The press accurately reported that QLM was an unlicensed march. What the media didn’t explain is the reason why: many people-of-color participants in the community have had negative interactions with police and understandably aren’t comfortable around them, especially after the George Floyd incident. Accordingly, the organizers preferred to minimize the police presence (and eliminate corporate involvement, keeping the focus purely on the people).


By not applying for a license, Reclaim NYC Pride was able to almost entirely exclude police involvement from the event.


Street intersections were patrolled by volunteer marshalls recruited by the organizing committee. Other than the abovementioned detail, the ONLY police presence I noticed during my two hours at the march was four policemen on motorcycles who served as the advance guard, ensuring that no street traffic blocked the path of those marching.

Marching uptown on 6th Avenue

After two hours in extreme heat and given my promise to limit my time at the march, I decided to return home. As a result, I missed the violence that later erupted, the result of senseless police provocation that ruined a purely celebratory mood.


The march ended at Washington Square Park and impromptu celebratory dancing broke out. Some police were present, but not many, until a dozen or so additional cops arrived, along with 3 or 4 police cruisers, raced into the mass of participants, and began trying to arrest a couple of attendees, ostensibly for having planted graffiti (Rumor has it they defaced one of the patrol cars.).



Marchers parading across Christopher Street, symbol of "LBGTQ liberation".

Talk about not considering their surroundings! They were in the midst of thousands of defiant LGBT people and allies who’d just spent the afternoon demonstrating against police violence. Trying to make a couple of arrests for a minor crime at that moment was an unwise move on their part.

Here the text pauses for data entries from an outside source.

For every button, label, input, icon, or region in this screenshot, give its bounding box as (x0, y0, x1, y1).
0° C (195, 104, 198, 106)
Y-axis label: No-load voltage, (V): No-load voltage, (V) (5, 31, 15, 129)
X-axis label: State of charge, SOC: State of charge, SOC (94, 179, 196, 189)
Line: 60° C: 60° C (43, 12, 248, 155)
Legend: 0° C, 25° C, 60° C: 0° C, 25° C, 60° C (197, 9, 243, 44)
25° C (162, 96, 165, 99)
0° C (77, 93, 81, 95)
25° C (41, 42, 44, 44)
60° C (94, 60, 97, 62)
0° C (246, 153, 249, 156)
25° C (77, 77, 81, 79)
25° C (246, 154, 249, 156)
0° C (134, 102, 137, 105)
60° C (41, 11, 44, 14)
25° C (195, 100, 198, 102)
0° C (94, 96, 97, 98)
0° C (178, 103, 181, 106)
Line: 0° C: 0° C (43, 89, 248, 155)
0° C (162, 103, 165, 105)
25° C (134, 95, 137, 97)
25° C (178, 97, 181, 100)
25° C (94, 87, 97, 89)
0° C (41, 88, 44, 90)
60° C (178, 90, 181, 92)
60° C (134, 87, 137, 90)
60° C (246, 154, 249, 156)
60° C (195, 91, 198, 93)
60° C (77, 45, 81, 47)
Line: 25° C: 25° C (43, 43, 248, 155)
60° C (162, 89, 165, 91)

I heard the targets were black trans people, but that’s unconfirmed. According to an e-mail circulated among the organizing committee afterward, a group of white marchers at one point formed a line, encircling their arms around each other, and, in a show of solidarity, refused to let the police through to reach the POC “perpetrators”.

In front of the iconic location for the Stonewall riots in June 1969, the Stonewall Inn

Eventually, the police contingent recognized the hostile situation they were in, began attempting to leave, and seemingly panicked. In the process, they pushed demonstrators to the ground, knocked over some bystanders on bicycles, and pepper-sprayed a dozen (doing the same to a few of their police peers in the process).


They carried a few march participants off with them, later arresting them. Hours later, the NYPD still hadn’t disclosed how many they had arrested, what crimes had ostensibly been committed, or even accurately informed the organizers which jail their friends were being detained in.

Revelry with purpose in the streets of Greenwich Village

An amusing coda to this story, provided in one of the e-mails circulated among committee members after the violence had ended:

“Overheard in Washington Square Park (by a Reclaim Pride livestream correspondent packing up near the south side of the park). As a line of cops walked towards the north side melee, one policeman said to the others, ‘Those guys are invincible and they know it.’ “



The outburst of unprompted violence by the police and the visibility it received weren’t good optics for the NYPD and may have proved costly: it had previously been publicly announced that the NYC City Council would vote two days later on the city’s annual budget, including a proposed $1 billion cut in the NYPD’s fiscal budget. When the vote was held yesterday, about $850 million in cuts were announced (though some observers say the actual figures were overstated). And today, NY State Senator James Sanders Jr called for an investigation into the police clash with LGBTQ/Black Lives Matters Protesters.


Sisters of Sappho on Seventh Avenue in the Village before the police initiated violence erupted a few blocks away.